The depression was heavier in him now. He told himself to put everything away, get the hell out of here; the toy bear’s one remaining eye seemed to be staring at him, for God’s sake. Instead, compulsively, he unfolded the San Francisco map to see if there was anything written or marked on it (there wasn’t), even poked inside the box of saltines before he dragged over the half dozen paperbacks.

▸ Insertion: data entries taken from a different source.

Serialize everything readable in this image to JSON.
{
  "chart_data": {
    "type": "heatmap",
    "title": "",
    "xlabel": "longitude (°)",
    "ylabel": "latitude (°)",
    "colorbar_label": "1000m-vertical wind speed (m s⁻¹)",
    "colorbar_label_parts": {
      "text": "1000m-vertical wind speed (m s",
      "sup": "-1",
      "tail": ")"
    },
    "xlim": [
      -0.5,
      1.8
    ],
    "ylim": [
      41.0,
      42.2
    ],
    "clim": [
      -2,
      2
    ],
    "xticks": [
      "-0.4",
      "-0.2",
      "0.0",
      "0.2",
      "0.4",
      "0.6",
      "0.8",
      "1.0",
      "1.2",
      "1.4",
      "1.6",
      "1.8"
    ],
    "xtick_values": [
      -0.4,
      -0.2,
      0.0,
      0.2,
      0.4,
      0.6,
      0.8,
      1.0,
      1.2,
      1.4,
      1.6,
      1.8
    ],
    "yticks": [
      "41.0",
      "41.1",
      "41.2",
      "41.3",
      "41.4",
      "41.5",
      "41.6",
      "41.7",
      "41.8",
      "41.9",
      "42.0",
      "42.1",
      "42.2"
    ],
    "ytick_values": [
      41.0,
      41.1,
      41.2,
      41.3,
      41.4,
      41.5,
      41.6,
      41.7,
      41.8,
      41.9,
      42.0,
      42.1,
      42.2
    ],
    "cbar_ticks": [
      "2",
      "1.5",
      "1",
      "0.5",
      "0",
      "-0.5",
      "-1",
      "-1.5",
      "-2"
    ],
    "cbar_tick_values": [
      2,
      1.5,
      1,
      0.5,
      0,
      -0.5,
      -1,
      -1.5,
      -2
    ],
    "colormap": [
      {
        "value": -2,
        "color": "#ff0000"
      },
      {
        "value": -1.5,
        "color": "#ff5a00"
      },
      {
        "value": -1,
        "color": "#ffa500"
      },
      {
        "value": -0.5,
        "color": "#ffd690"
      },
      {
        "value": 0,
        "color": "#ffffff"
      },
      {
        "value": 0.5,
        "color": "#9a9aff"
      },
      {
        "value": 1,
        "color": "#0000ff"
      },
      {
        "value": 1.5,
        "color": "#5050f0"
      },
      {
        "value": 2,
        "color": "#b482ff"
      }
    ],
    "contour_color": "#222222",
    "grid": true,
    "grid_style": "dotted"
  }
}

One of the books was poetry—
A Treasury of American Verse.
Three were thick historical romances, all set in the South before or during the Civil War. The fifth: a Western novel with a cover even more lurid than those on the romances. The sixth: a nonfiction self-help book called
Coping with Pain and Grief
. Odd assortment. But the last might be significant, he thought. Grief and loneliness went hand in hand, especially if a child was involved. So did grief and suicide.
Messenger thumbed through the self-help volume. No dog-eared pages, no underlining, no personal annotations; and nothing tucked in among the pages. He riffled through each of the other five books, not expecting to find anything in them, either. But on the last page of the verse treasury, something caught his eye—stamped words in faded red ink.
Beulah Public Library.
Beulah. A town, or possibly a county. But in either case not in California; he’d never heard of the name before.
He went through the other books again. None bore a similar stamp. The one didn’t have to have any direct connection to Ms. Lonesome then. Books travel in different ways, sometimes go through many hands. And this edition had been published in 1977, a lot of years ago. She might have picked it up anywhere, some place far away from Beulah, wherever Beulah was.